Iwas graciously loaned a Pi 5 8GB version to trial. Many reviews have been written about the Pi 5 as a new iteration of dual-screencapable SBC desktops, but as a sysadmin, I was more interested in using it in a server context. The low power aspect appeals greatly. The verdict? It’s pretty good.
The new generation of Pi is unlike the Pis of the old. Unfortunately, that fact is reflected in the pricing. It is essentially the ‘Premium’ Pi experience. The price increases further when you start to feed in the cost of the peripherals – the essential heatsink and the power supply. The new official power supply can provide 20 watts – far more than previous generations. This is partly to feed the increased CPU power consumption and partly to be more stable when adding external devices via the USB 3 ports.
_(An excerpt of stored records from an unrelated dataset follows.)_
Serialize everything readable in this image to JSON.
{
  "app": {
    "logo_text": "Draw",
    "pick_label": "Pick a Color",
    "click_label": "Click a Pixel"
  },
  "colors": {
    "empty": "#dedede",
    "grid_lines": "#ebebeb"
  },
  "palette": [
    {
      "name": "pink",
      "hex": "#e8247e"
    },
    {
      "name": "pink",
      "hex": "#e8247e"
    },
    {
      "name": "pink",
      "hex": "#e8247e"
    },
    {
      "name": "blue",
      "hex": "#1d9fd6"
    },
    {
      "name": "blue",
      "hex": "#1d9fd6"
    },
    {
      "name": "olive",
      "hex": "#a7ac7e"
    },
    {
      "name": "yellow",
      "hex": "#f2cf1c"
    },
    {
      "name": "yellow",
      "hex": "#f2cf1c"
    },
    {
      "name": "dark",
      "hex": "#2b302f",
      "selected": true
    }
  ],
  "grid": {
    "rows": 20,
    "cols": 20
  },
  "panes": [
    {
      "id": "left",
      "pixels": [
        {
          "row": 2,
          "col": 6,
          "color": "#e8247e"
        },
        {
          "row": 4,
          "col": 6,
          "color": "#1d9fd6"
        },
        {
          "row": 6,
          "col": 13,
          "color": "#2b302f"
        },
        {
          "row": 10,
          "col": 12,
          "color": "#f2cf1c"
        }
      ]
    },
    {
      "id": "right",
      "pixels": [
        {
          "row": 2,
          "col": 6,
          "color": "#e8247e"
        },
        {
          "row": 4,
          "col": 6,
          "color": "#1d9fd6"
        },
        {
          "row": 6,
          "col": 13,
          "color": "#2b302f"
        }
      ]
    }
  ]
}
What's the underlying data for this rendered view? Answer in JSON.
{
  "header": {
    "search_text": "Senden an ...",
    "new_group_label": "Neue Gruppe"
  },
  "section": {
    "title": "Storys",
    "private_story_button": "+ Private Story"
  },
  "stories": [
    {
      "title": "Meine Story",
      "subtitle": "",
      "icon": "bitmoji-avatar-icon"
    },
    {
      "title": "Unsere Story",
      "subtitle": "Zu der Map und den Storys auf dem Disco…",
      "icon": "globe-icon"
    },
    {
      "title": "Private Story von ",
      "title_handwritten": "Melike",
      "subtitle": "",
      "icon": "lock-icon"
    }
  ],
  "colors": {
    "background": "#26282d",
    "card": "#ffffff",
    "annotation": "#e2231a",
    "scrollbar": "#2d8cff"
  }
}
There is no longer onboard sound or standard HDMI. This means buying one or two of the appropriate micro HDMI to full HDMI convertors if looking to use it as a desktop.
Other nice additions include (finally) a power button and the ability to add a real, honest-to-goodness hardware clock via the addition of an (at cost) battery.
From a sysadmin point of view, if you want it as a headless server, it is simple enough to configure when flashing a new micro USB using the official Raspberry Imager tool. The imager options allow for the configuration of IP and SSH ahead of time (it allows you to set the Wi-Fi details and SSH service autostart). These options are available after you have selected your device and it prompts: Would you like to apply OS customisation settings? Set this up and then apply the config. Once the Pi is booted up, you should be able to SSH straight into the server.
A little tip is that if you use the Raspberry Pi as a desktop, using a mouse and keyboard set that is preconfigured to use a shared USB receiver (such as
Logi Bolt) means that the mouse and keyboard only consume one of the precious USB slots.
A major limitation of previous Pis was memory. After a few programs were loaded, the memory could become constrained. The recent chip-supply shortages have now been resolved with the availability of SKUs that have more memory onboard.
Feel the heat
A pro tip for putting it together, is when adding the heatsink, connect the fan wires first because doing it is fiddly and finger-cut-inducing. The heatsink is cleverly designed to use plastic lugs to secure it in place and can only be applied one way: the right way.
As to the server capabilities, we were quickly able to configure it to run six different Docker images and still have plenty of RAM left. The performance is good enough that it can run substantial containers, such as Invidious, Jellyfin, Sonarr and others, without any issues. A word of caution, though: while it may make a great media server and has plenty of resources, it will not go above 1080p without frame drop.
With 20W available, powering small external disks seemed to be less of an issue. There were no stability issues or dropped connectivity under significant load. Even when using encrypted volumes on external USB 3 disks, the performance was good.
If the need is for a low-power but reasonably performant ‘box in the corner’ to run lightweight tasks or as a media server or Docker host, it works very well. That said, for the same price as the board, power supply and adaptor, I was able to get a second user SFF M900 desktop that was equally performant but more of a whole package; it depends what you want to do.
It is undeniable that the Pi changed the ARM landscape and is without doubt the leader, but it is now straddling a complex cavern – on one side tinkerers, on the other people who want to do more serious things and push the ARM envelope. I think some of the new add-ons may be game-changers, including the much awaited hardware add-on to allow NVMe disks.